Even the training and curriculum reflects this drift. The national training framework places heavy emphasis on inclusion, diversity, identity, and prescribed social concepts, while the Early Years Learning Framework asks educators to engage with ideas about power, perspective, and "ways of knowing and being".
None of those themes are necessarily wrong in themselves. But they tell us something important about the instincts of the system. Too often, the sector's governing class seems more interested in social engineering than in cost, flexibility, and the practical needs of families.
So what would reform look like if the goal were genuine affordability and family choice, not just bigger subsidies? One option would be a means-tested Child Endowment paid directly to families.
The idea is simple: instead of routing support through centres and hoping the savings reach parents, give families direct support they can use in the way that works for them, whether that means centre-based care, grandparents, a nanny, or extending parental leave so a parent can stay home longer.
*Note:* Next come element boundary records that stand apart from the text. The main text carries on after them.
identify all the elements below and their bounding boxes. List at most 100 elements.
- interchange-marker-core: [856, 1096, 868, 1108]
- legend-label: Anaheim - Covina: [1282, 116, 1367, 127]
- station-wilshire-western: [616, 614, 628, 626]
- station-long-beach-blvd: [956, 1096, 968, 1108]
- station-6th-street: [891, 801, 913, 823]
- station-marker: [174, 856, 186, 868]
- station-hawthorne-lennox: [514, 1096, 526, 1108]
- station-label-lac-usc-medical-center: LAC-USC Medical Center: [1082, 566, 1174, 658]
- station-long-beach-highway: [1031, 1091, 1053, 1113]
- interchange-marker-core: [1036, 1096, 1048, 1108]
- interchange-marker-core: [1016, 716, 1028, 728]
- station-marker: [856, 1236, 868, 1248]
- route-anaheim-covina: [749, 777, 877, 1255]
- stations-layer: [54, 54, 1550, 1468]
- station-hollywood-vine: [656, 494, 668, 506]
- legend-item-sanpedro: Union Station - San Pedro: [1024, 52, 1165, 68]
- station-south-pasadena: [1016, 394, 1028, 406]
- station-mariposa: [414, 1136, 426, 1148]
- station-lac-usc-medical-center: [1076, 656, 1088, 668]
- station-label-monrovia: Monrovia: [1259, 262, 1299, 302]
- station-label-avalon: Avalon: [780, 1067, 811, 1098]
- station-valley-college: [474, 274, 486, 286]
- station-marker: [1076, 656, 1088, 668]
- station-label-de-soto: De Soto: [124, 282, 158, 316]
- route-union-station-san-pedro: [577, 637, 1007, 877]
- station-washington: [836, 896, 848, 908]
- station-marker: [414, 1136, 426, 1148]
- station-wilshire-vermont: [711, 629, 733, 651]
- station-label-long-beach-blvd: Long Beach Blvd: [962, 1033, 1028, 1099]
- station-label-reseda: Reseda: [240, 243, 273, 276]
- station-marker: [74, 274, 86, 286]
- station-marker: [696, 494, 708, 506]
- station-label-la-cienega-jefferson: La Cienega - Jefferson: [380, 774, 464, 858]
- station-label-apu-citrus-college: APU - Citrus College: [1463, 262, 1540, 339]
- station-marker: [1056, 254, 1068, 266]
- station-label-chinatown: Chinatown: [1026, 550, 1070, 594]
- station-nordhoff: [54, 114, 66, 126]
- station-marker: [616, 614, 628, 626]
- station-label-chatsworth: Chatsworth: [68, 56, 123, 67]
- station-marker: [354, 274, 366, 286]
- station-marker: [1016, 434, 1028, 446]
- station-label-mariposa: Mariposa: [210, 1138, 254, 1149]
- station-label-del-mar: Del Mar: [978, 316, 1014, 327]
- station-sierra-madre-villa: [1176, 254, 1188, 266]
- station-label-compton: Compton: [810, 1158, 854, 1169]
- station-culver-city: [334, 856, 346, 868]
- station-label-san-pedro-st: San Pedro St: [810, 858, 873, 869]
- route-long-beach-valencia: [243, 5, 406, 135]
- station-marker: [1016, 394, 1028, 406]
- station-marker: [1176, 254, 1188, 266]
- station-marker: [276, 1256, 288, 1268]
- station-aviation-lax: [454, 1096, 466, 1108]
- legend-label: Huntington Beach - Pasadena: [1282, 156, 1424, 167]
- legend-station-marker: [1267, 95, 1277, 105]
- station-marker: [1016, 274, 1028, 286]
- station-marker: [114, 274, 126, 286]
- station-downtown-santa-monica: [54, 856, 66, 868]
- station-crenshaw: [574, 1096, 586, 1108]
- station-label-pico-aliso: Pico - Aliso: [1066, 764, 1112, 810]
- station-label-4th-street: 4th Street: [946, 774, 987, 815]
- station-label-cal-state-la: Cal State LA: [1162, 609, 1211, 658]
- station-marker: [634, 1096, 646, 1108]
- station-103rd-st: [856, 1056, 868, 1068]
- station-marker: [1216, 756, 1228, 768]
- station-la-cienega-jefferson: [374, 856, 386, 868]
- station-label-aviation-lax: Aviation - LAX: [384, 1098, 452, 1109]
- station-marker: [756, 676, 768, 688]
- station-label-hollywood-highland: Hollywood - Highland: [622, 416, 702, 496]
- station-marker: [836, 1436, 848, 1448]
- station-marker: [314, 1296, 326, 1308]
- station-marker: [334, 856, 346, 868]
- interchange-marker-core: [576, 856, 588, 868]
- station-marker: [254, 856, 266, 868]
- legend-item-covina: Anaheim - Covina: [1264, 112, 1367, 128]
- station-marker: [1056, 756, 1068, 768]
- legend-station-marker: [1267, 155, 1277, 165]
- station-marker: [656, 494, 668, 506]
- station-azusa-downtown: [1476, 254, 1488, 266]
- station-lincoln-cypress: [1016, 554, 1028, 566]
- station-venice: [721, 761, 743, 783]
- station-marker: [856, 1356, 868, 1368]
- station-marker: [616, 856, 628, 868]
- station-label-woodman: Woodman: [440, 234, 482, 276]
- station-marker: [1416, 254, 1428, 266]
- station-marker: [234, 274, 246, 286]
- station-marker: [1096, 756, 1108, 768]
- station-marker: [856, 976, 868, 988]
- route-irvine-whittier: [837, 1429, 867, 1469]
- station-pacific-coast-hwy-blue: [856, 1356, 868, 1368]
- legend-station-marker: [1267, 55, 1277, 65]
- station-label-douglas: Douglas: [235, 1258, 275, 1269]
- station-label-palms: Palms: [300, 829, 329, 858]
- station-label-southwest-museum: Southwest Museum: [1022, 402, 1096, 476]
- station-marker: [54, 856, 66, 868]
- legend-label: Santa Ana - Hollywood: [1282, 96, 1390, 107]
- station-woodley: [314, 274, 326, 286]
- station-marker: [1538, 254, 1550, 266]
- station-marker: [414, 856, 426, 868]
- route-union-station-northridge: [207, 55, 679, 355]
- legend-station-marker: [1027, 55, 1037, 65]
From age three, the existing childcare subsidy structure could remain, but with a proper activity test restored and with support made more flexible, including for informal care. That would start putting choice back in the hands of families rather than providers and bureaucracies.
Australia is spending enormous sums on childcare. The question is not whether the government should support families. It should. Children are a public good, and a country with a collapsing birth rate cannot pretend family formation is purely a private matter.
The real question is whether our current settings support families as they actually live. Right now, we subsidise one model heavily, watch fees rise, and then spend even more trying to play catch-up. Meanwhile, families who would prefer to care for their own children, rely on grandparents, or use smaller home-based arrangements are treated as if they are choosing the wrong option.
Real reform means stepping off the subsidy treadmill. It means taking choice seriously, targeting assistance to those who need it most, and funding families directly so they can build the life that works for them.